Voice Engine differs from other voice cloning products as it does not fine-tune on user data. Instead, it utilizes a combination of a diffusion process and transformer to generate speech from small audio samples and text data. This approach ensures privacy as the audio used is discarded after each request. A few early examples include:
- Translating content, like videos and podcasts, so creators and businesses can reach more people around the world, fluently and in their own voices. One early adopter of this is HeyGen, an AI visual storytelling platform that works with their enterprise customers to create custom, human-like avatars for a variety of content, from product marketing to sales demos.

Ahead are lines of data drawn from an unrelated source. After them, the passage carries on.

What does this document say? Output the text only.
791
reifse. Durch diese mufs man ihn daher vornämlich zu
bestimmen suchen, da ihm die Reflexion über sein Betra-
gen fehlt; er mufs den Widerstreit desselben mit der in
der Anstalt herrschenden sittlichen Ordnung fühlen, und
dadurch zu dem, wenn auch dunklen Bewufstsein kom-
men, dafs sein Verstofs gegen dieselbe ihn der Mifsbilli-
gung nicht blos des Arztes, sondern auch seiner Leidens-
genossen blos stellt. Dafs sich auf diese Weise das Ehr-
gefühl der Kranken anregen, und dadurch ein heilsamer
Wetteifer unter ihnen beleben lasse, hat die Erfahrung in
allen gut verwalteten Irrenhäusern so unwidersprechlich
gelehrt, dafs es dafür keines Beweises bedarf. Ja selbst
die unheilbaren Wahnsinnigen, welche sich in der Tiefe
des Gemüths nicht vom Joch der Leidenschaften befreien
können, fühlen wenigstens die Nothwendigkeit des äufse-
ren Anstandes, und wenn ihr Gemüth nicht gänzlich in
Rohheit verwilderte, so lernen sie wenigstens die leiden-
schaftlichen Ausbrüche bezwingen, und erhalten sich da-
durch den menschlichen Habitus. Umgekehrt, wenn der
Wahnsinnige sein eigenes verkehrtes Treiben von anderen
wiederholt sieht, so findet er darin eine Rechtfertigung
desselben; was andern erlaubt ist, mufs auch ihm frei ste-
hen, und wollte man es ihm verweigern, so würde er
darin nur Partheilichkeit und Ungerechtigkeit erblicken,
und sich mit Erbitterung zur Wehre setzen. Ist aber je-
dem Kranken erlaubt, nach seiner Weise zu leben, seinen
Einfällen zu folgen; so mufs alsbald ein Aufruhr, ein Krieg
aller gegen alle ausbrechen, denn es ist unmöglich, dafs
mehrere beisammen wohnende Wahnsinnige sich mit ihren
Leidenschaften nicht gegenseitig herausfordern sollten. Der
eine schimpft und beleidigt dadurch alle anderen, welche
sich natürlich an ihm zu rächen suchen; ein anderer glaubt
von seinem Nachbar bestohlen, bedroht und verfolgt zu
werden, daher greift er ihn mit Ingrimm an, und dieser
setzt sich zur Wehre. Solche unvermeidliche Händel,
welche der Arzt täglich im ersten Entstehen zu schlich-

- Providing reading assistance to non-readers and children through natural-sounding, emotive voices representing a wider range of speakers than what’s possible with preset voices. Age of Learning, an education technology company dedicated to the academic success of children, has been using this to generate pre-scripted voice-over content.
- Reaching global communities, by improving essential service delivery in remote settings. Dimagi is building tools for community health workers to provide a variety of essential services, such as counseling for breastfeeding mothers.
- Supporting people who are non-verbal, such as therapeutic applications for individuals with conditions that affect speech and educational enhancements for those with learning needs. Livox, an AI alternative communication app, powers Augmentative & Alternative Communication (AAC) devices that enable people with disabilities to communicate.
- Helping patients recover their voice, for those suffering from sudden or degenerative speech conditions. The Norman Prince Neurosciences Institute at Lifespan, a not-for-profit health system that serves as the primary teaching affiliate of Brown University’s medical school, is exploring uses of AI in clinical contexts. They’ve been piloting a program offering Voice Engine to individuals with oncologic or neurologic etiologies for speech impairment.
While voice cloning technology has existed for some time, OpenAI claims its approach offers higher-quality speech. Additionally, Voice Engine is priced competitively, offering synthetic voices at rates lower than some competitors.
Ethics and deepfakes
However, concerns arise regarding the potential impact on the voice actor industry. OpenAI’s technology could commoditize voice work, potentially displacing human voice actors. Although OpenAI requires explicit consent from individuals whose voices are cloned, questions remain about the broader implications for the industry.
Despite advancements in voice cloning technology, ethical concerns persist. Instances of misuse, such as generating fake voices for malicious purposes, highlight the need for responsible deployment. OpenAI is taking steps to address potential misuse by limiting access to Voice Engine and prioritizing socially beneficial use cases. Those steps include;
- Phasing out voice based authentication as a security measure for accessing bank accounts and other sensitive information
- Exploring policies to protect the use of individuals’ voices in AI
- Educating the public in understanding the capabilities and limitations of AI technologies, including the possibility of deceptive AI content
- Accelerating the development and adoption of techniques for tracking the origin of audiovisual content, so it’s always clear when you’re interacting with a real person or with an AI
Looking ahead, OpenAI plans to evaluate the preview release of Voice Engine and consider its wider release based on feedback and safety considerations. The company remains committed to advancing voice technology responsibly, ensuring clarity between artificial and human voices.